Ole at the wheel
Somehow, Ole’s still at the wheel. If it wasn’t apparent to those making the decisions at Man United—whoever they might be—before the start of the season, the last few weeks have been a damning indictment of Solskjaer’s coaching. United have been poor throughout the season, even on the rare occasions when they’ve managed to eke out victories due to the pure force of their attacking talents.
Against Liverpool last evening they were abject. Everything about the performance symbolised the club’s present state of affairs. Defenders—all big money signings—who have forgotten how to defend both one-on-one and as a team, a midfield of Fred and Scott Mctominay, who for all their industry, aren’t anywhere near a partnership capable of lending control to a team, and a strike force led by Cristiano Ronaldo, who, as much as he’s rescued his team at times this season, has weakened them as a collective.
Consider a few of the failings:
(1) Man United went into the season thinking what they needed was Jadon Sancho for 80 million pounds when they didn’t have a single player in their squad who was capable of controlling the midfield. The deficiencies in Fred, Mctominay and Matic, and Pogba’s inability to play without the support of more defensively minded partners, was apparent to even a casual observer of the game.
(2) Mason Greenwood, who’s offered the rarest ray of hope, has been played off the right wing, when Sancho was signed apparently to do just that. Given how well Greenwood had played last season, to see the signing of Sancho as a priority defies logic, especially when that money could have been used more efficiently elsewhere.
(3) Ronaldo’s signing has meant that Edison Cavani, even when fit, has had to start on the bench. Cavani works twice as hard as Ronaldo does, and gives a coherence to the team that is otherwise absent.
(4) Jesse Lingard, who had a great time on loan last season at West Ham, and who’s played well almost every time he’s come on for United (bar the one mistake that he made in the Champions League against FC Young Boys) has strangely been cast aside. To start Ronaldo, Greenwood, Fernandes and Rashford together and to add Pogba to that mix (as United did from the start against Leicester City and for the second half against Liverpool) is to ask for trouble.
(5) It’s years into Solskjaer’s term, and it’s still unclear how he wants his team to play. The best teams in Europe have a defined way of playing with the ball. United’s plan is to try and get it to Fernandes, Ronaldo or Rashford and hope that they’ll conjure magic. This works, on occasion, as we saw against Atalanta in the second half of the Champions League tie, but it’s not a sustainable strategy.

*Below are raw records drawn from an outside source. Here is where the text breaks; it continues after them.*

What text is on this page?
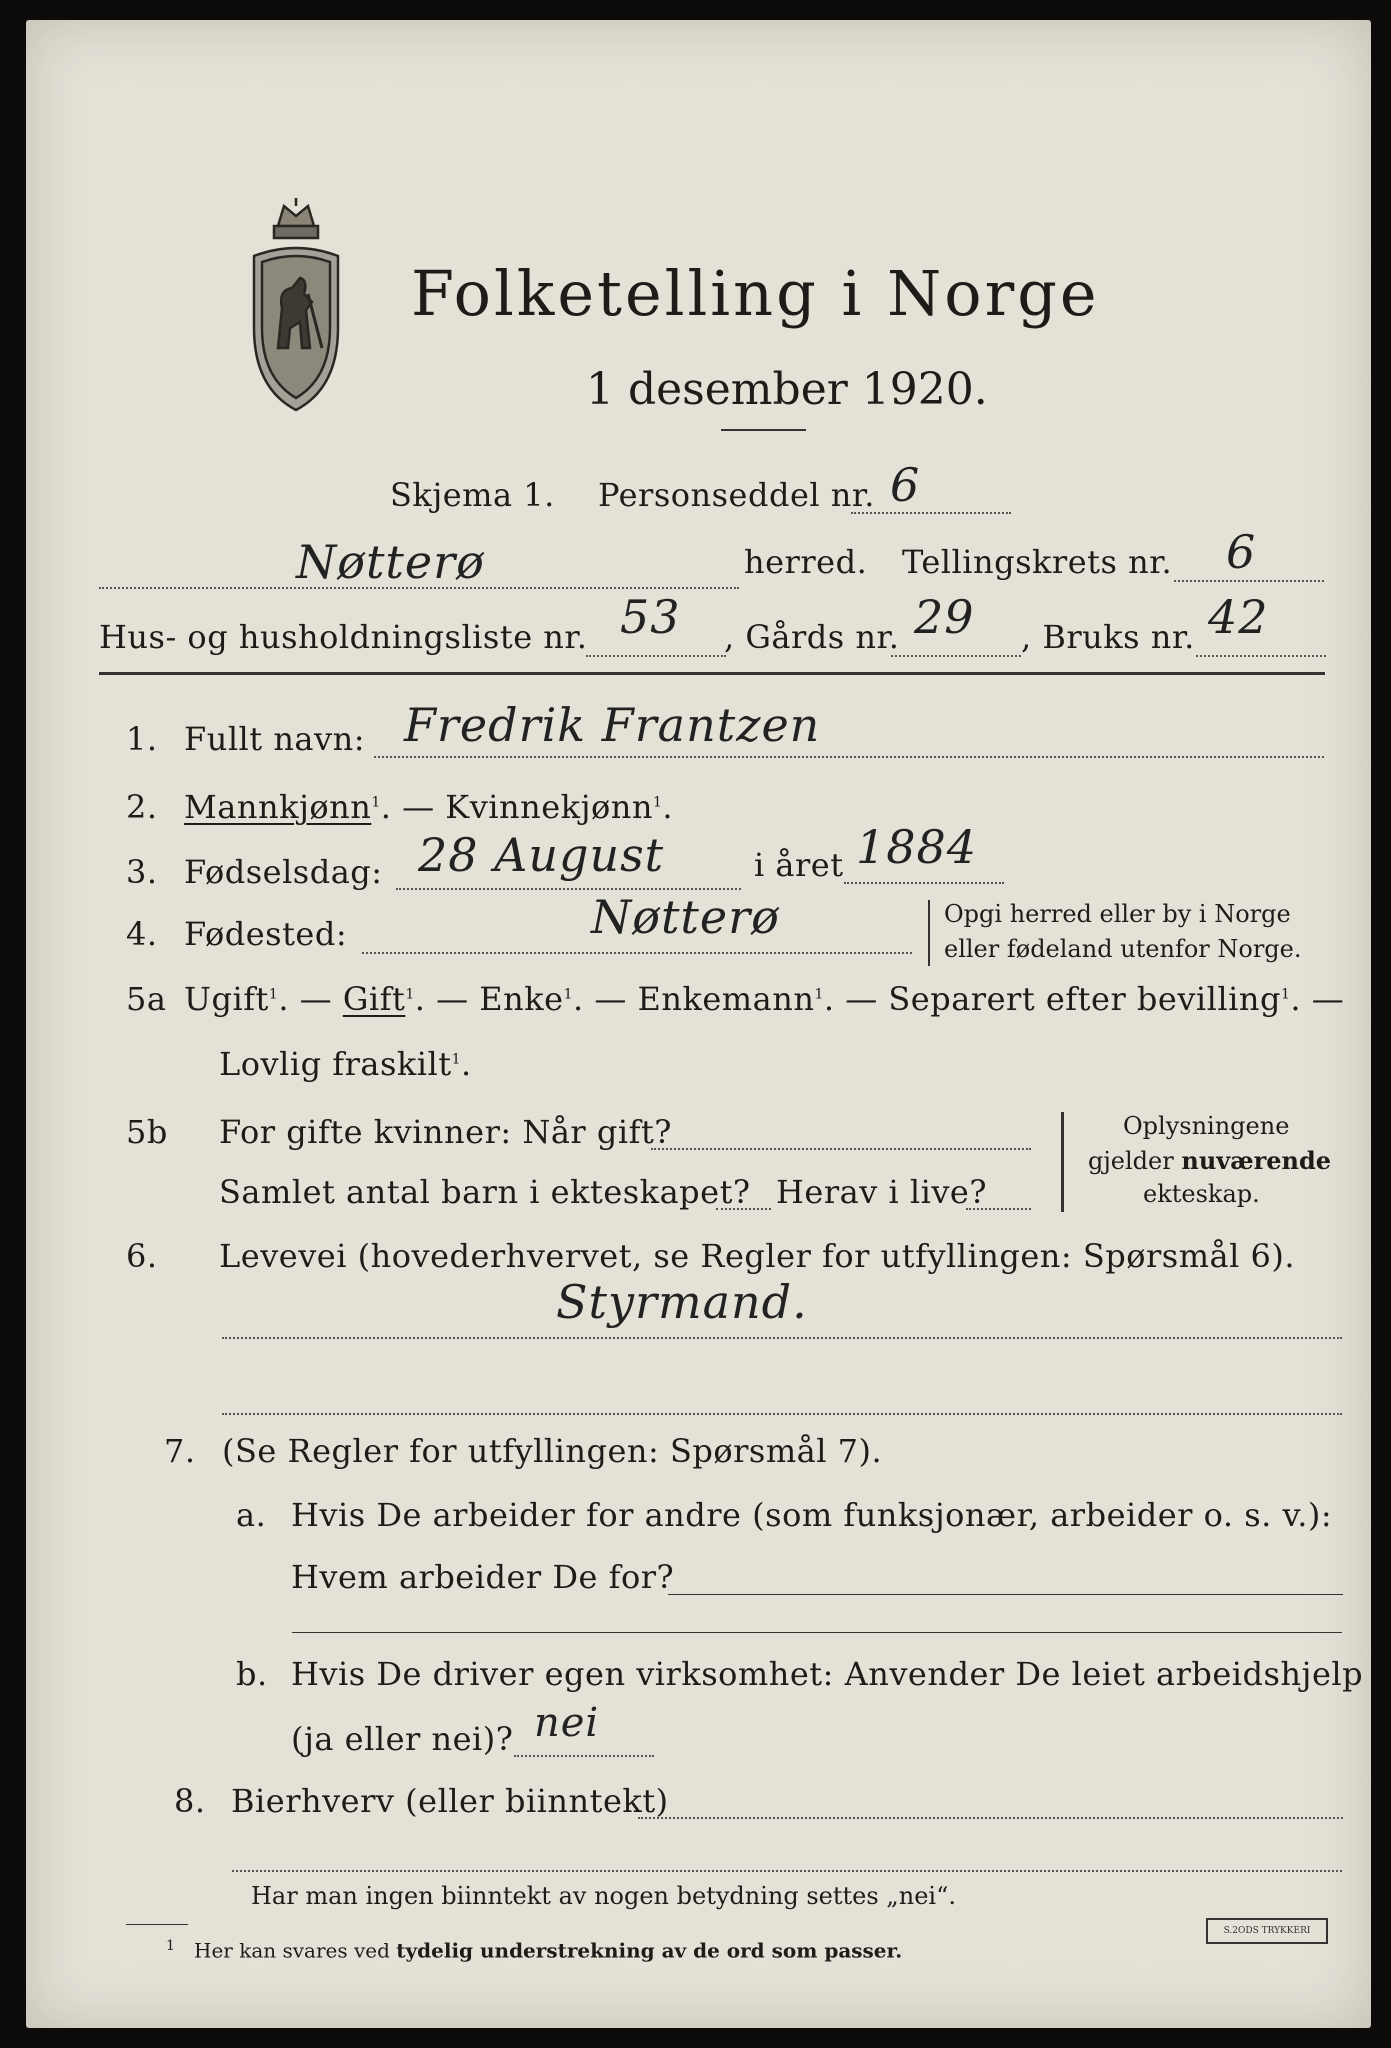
Folketelling i Norge
1 desember 1920.
Skjema 1. Personseddel nr. 6
Nøtterø	herred. Tellingskrets nr. 6
Hus- og husholdningsliste nr. 53 , Gårds nr. 29 , Bruks nr. 42
1. Fullt navn: Fredrik Frantzen
2. Mannkjønn$^1$. — Kvinnekjønn$^1$.
3. Fødselsdag: 28 August	i året 1884
4. Fødested:	Nøtterø	Opgi herred eller by i Norge
eller fødeland utenfor Norge.
5a Ugift$^1$. — Gift$^1$. — Enke$^1$. — Enkemann$^1$. — Separert efter bevilling$^1$. —
Lovlig fraskilt$^1$.
5b For gifte kvinner: Når gift?
Samlet antal barn i ekteskapet? Herav i live?
Oplysningene
gjelder nuværende
ekteskap.
6. Levevei (hovederhvervet, se Regler for utfyllingen: Spørsmål 6).
Styrmand.
7. (Se Regler for utfyllingen: Spørsmål 7).
a. Hvis De arbeider for andre (som funksjonær, arbeider o. s. v.):
Hvem arbeider De for?
b. Hvis De driver egen virksomhet: Anvender De leiet arbeidshjelp
(ja eller nei)? nei
8. Bierhverv (eller biinntekt)
Har man ingen biinntekt av nogen betydning settes „nei“.
$^1$ Her kan svares ved tydelig understrekning av de ord som passer.
S.2ODS TRYKKERI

None of this means that Solskjaer’s time at United has been an unmitigated disaster. It’s fair to say that he’s done a good job, in undoing some of the terrible consequences of Jose Mourinho’s reign. But it’s also fair to say that ultimately he isn’t good enough for this level. United needs someone who can coach the team into playing with a defined style, who can use Sancho, Rashford and Greenwood’s pace and energy, who can teach the team how to play both with and without the ball.
There aren’t many obvious candidates around. The temptation would be to look at Conte or Zidane, but if the management has the best interests of the club in mind they’ll look beyond those names, they’ll look at the likes of Erik ten Hag, Julen Lopetegui, Marco Rose, or even Brendan Rodgers.